Stone made a dissatisfied noise, and Ezekiel tensed, but then he heard paper tearing and a paper ball went flying towards the trashbin, where it bounced off the rim onto the floor. "Damn."

"I could've made that, Jake," Cassandra scoffed.

"The hell you could've."

"Hm. Trajectory, velocity, distance, angle of – "

"Yeah, yeah, whatever, I get it," Stone grumbled under his breath, turning to a new page in the notebook, occasionally muttering to himself as he scratched away at the pages.

Cassandra patted his knee, startling him so much he jumped and immediately flinched. "Jones, relax. I can practically hear you thinking too hard from down here. Just go back to sleep," she insisted gently. He felt her move and glanced down as she twisted around to pull the afghan off the back of the sofa and onto him. "Sleep. I'm serious."

Ezekiel exhaled slowly and tried to relax. Which was stupid, because trying to relax was really a paradox, wasn't it? If you were trying to do anything, you obviously weren't relaxing. But then Stone started doing this thing with his hand where he kept digging his fingers into Ezekiel's back, except it didn't hurt, and the pressure on his spine was actually kind of soothing, and Cassandra kept stroking his knee like he was a cat or something, which was almost offensive, he was not a pet, but hell, now he was kind of sleepy.

Sneaky buggers.


That was only one little piece of the answer, though, and it was one of the first that he was consciously aware of. Safe as houses was a load of rubbish, and it still made him feel itchy to think of ever actually living in a house permanently. Ezekiel didn't live in any one place for too long and probably never would. No picket fence, definitely no golden retriever for him. But home wasn't necessarily a house, was it? It'd never properly occurred to him before, though, that the two weren't exclusive to each other, that a house could just be a place to sleep and bathe, and a home could be a place where he felt peaceful and relaxed and safe.

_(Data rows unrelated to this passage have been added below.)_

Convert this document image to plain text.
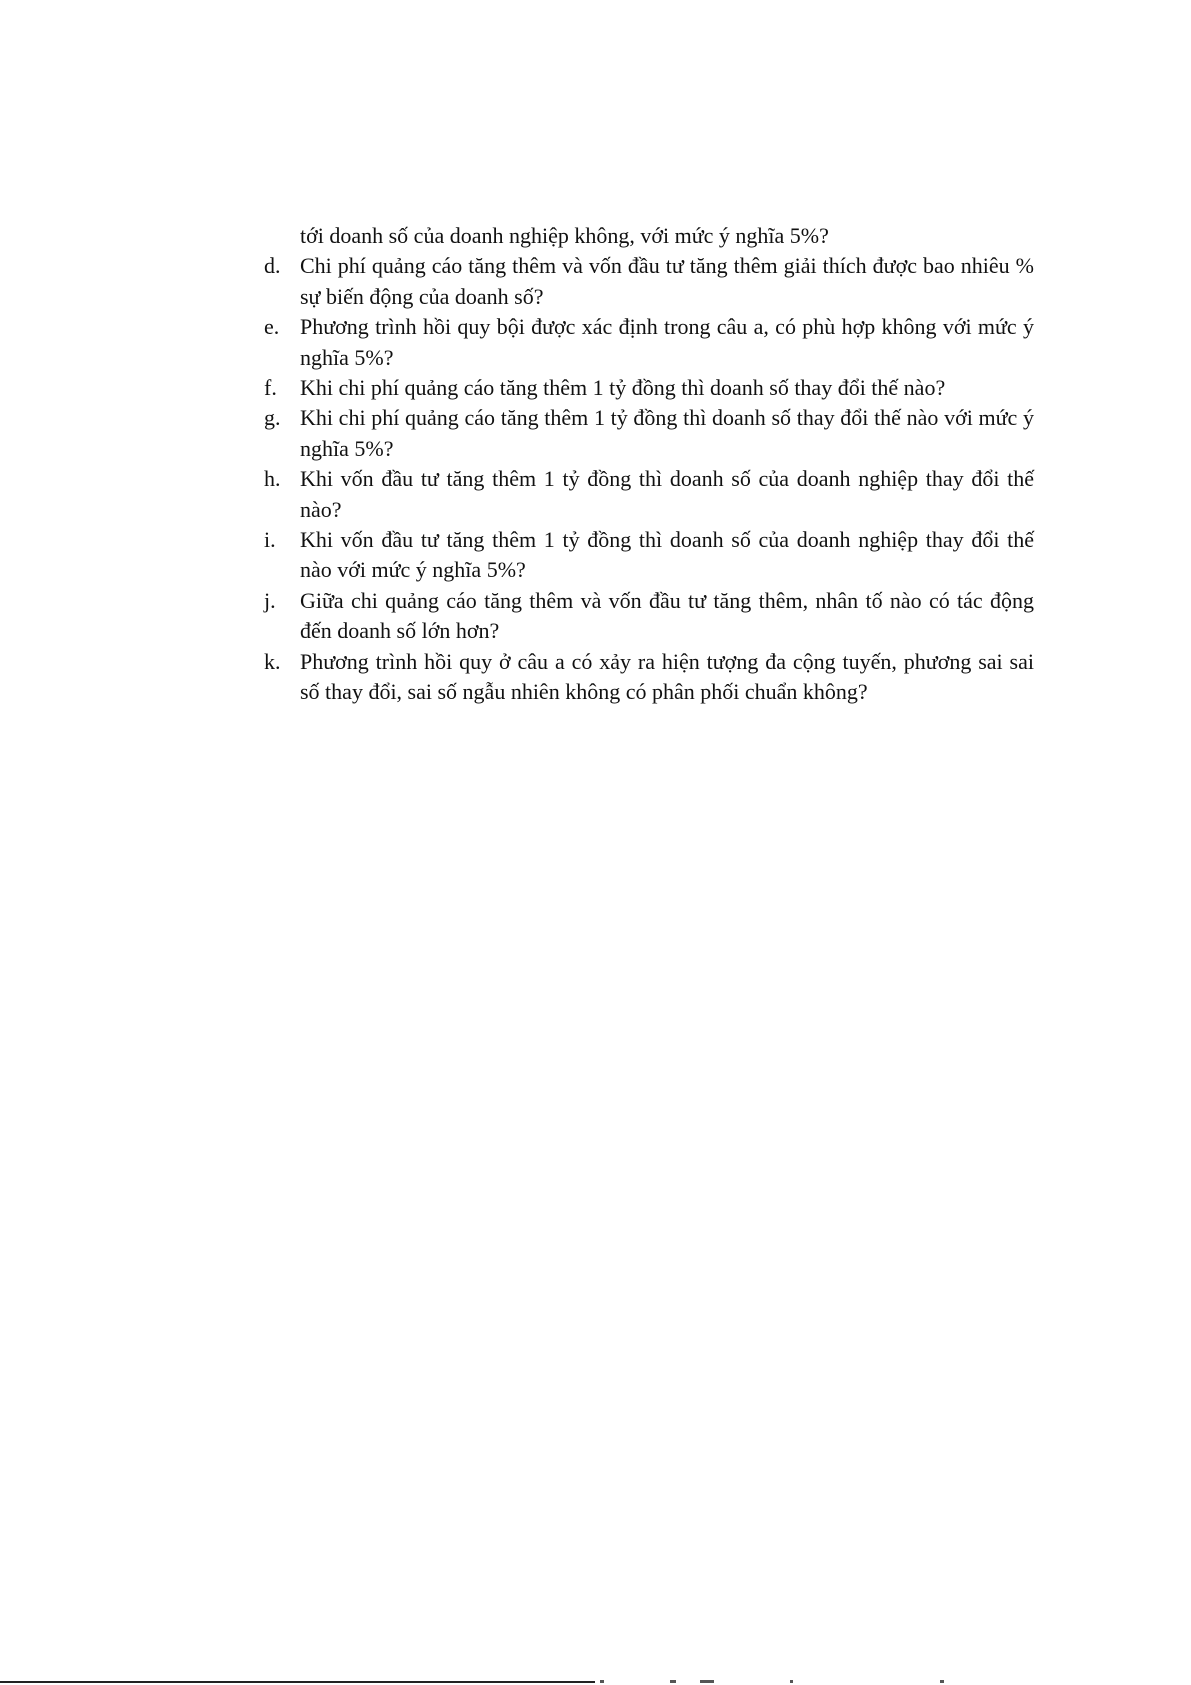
tới doanh số của doanh nghiệp không, với mức ý nghĩa 5%?
d. Chi phí quảng cáo tăng thêm và vốn đầu tư tăng thêm giải thích được bao nhiêu % sự biến động của doanh số?
e. Phương trình hồi quy bội được xác định trong câu a, có phù hợp không với mức ý nghĩa 5%?
f. Khi chi phí quảng cáo tăng thêm 1 tỷ đồng thì doanh số thay đổi thế nào?
g. Khi chi phí quảng cáo tăng thêm 1 tỷ đồng thì doanh số thay đổi thế nào với mức ý nghĩa 5%?
h. Khi vốn đầu tư tăng thêm 1 tỷ đồng thì doanh số của doanh nghiệp thay đổi thế nào?
i. Khi vốn đầu tư tăng thêm 1 tỷ đồng thì doanh số của doanh nghiệp thay đổi thế nào với mức ý nghĩa 5%?
j. Giữa chi quảng cáo tăng thêm và vốn đầu tư tăng thêm, nhân tố nào có tác động đến doanh số lớn hơn?
k. Phương trình hồi quy ở câu a có xảy ra hiện tượng đa cộng tuyến, phương sai sai số thay đổi, sai số ngẫu nhiên không có phân phối chuẩn không?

Home was knitted jumpers, laughter, fuzzy socks, journals with hand-drawn patterns, false innocence, hot chocolate, flowers, warm blankets, and the most ludicrous throw cushions known to mankind. Home was leather-bound books, notebooks with half the pages missing, entire paragraphs scratched out, ink stains, strong coffee, crunched up paper, paint, obscure references, and absolutely horrid taste in music.

Safe as houses, his arse. But who ever said that home couldn't be a person (or two) instead of a place?